A comprehensive data science project analyzing the development of the COVID-19 pandemic using datasets provided by Statistik Austria.
Authors: Yasin Sahin and Sven Oberwalder
This project explores COVID-19-related statistics, focusing on vaccination, recovery, and demographic analysis. The data was cleaned, prepared, and visualized to uncover patterns and correlations.
- Dataset 1: Contains demographic details by political district.
- Dataset 2: Includes economic and educational details by federal states.
- Clone the repository:
git clone https://github.com/Sormy23/DataScience_CoronaStatistics.git cd DataScience_CoronaStatistics
- Install required libraries:
pip install pandas numpy matplotlib seaborn
- Ensure datasets are in the
data
folder.
- Data Cleaning: Removed duplicates, handled null values, and mapped coded data to meaningful names.
- Data Transformation: Converted numerical, nominal, and normalized values for analysis.
- Visualizations:
- Heatmaps
- Pairplots
- Boxplots and Violin Plots
- Histograms and KDEs
Run analysis scripts in Datascience_CoronaStatistics.ipynb
for detailed visualizations.
Key graphs include:
- Correlation heatmaps to detect patterns.

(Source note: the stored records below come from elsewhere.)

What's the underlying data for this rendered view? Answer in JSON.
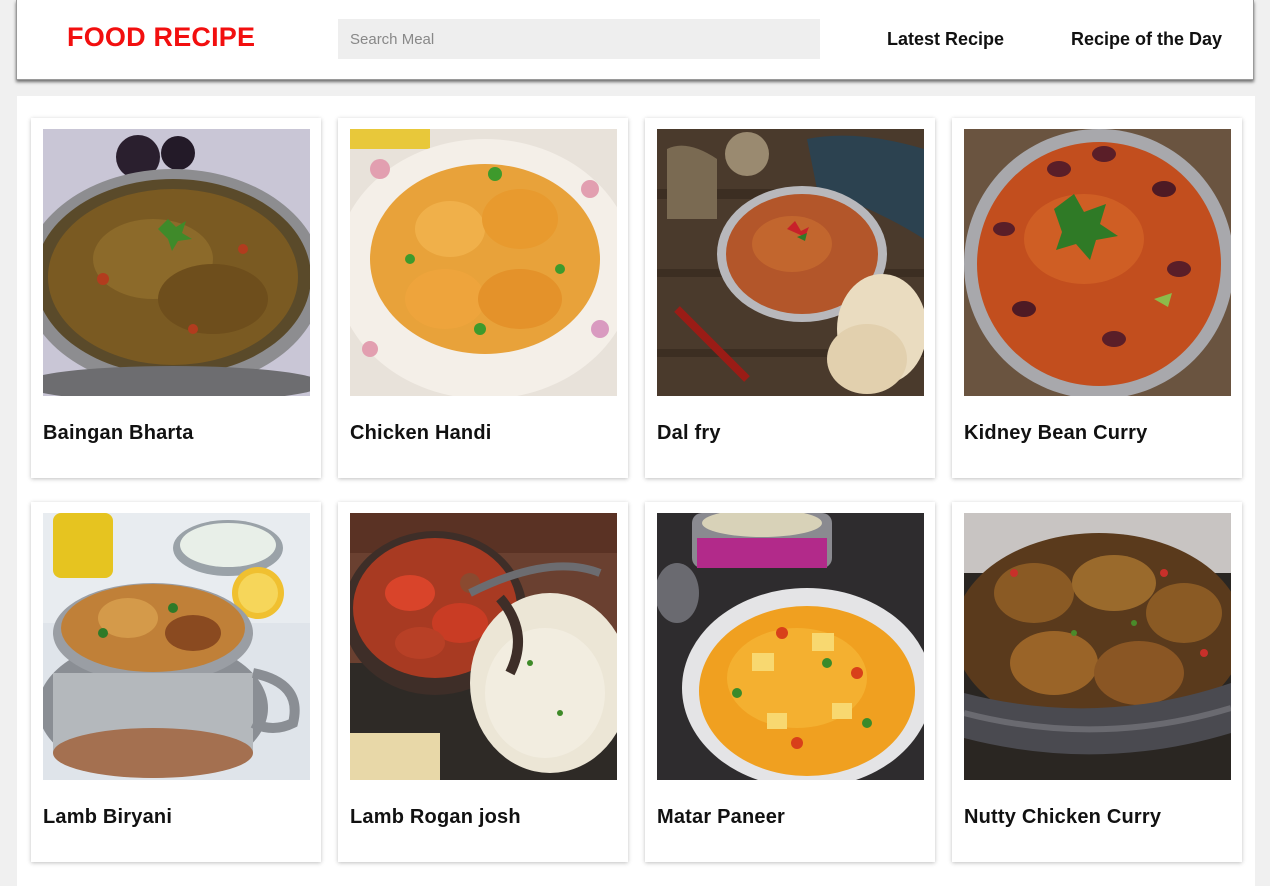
{
  "header": {
    "logo": "FOOD RECIPE",
    "search_placeholder": "Search Meal",
    "nav": [
      "Latest Recipe",
      "Recipe of the Day"
    ]
  },
  "meals": [
    {
      "name": "Baingan Bharta"
    },
    {
      "name": "Chicken Handi"
    },
    {
      "name": "Dal fry"
    },
    {
      "name": "Kidney Bean Curry"
    },
    {
      "name": "Lamb Biryani"
    },
    {
      "name": "Lamb Rogan josh"
    },
    {
      "name": "Matar Paneer"
    },
    {
      "name": "Nutty Chicken Curry"
    }
  ],
  "colors": {
    "logo": "#f20f0f",
    "search_bg": "#eeeeee",
    "page_bg": "#f0f0f0"
  }
}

- Bar charts and boxplots analyzing vaccination rates by demographics.
- KDE plots for density estimations.
- Correlation between education and vaccination rates was identified.
- Economic status strongly influences vaccination likelihood.
- Age and vaccination patterns suggest demographic-specific trends.
This project is licensed under the MIT License.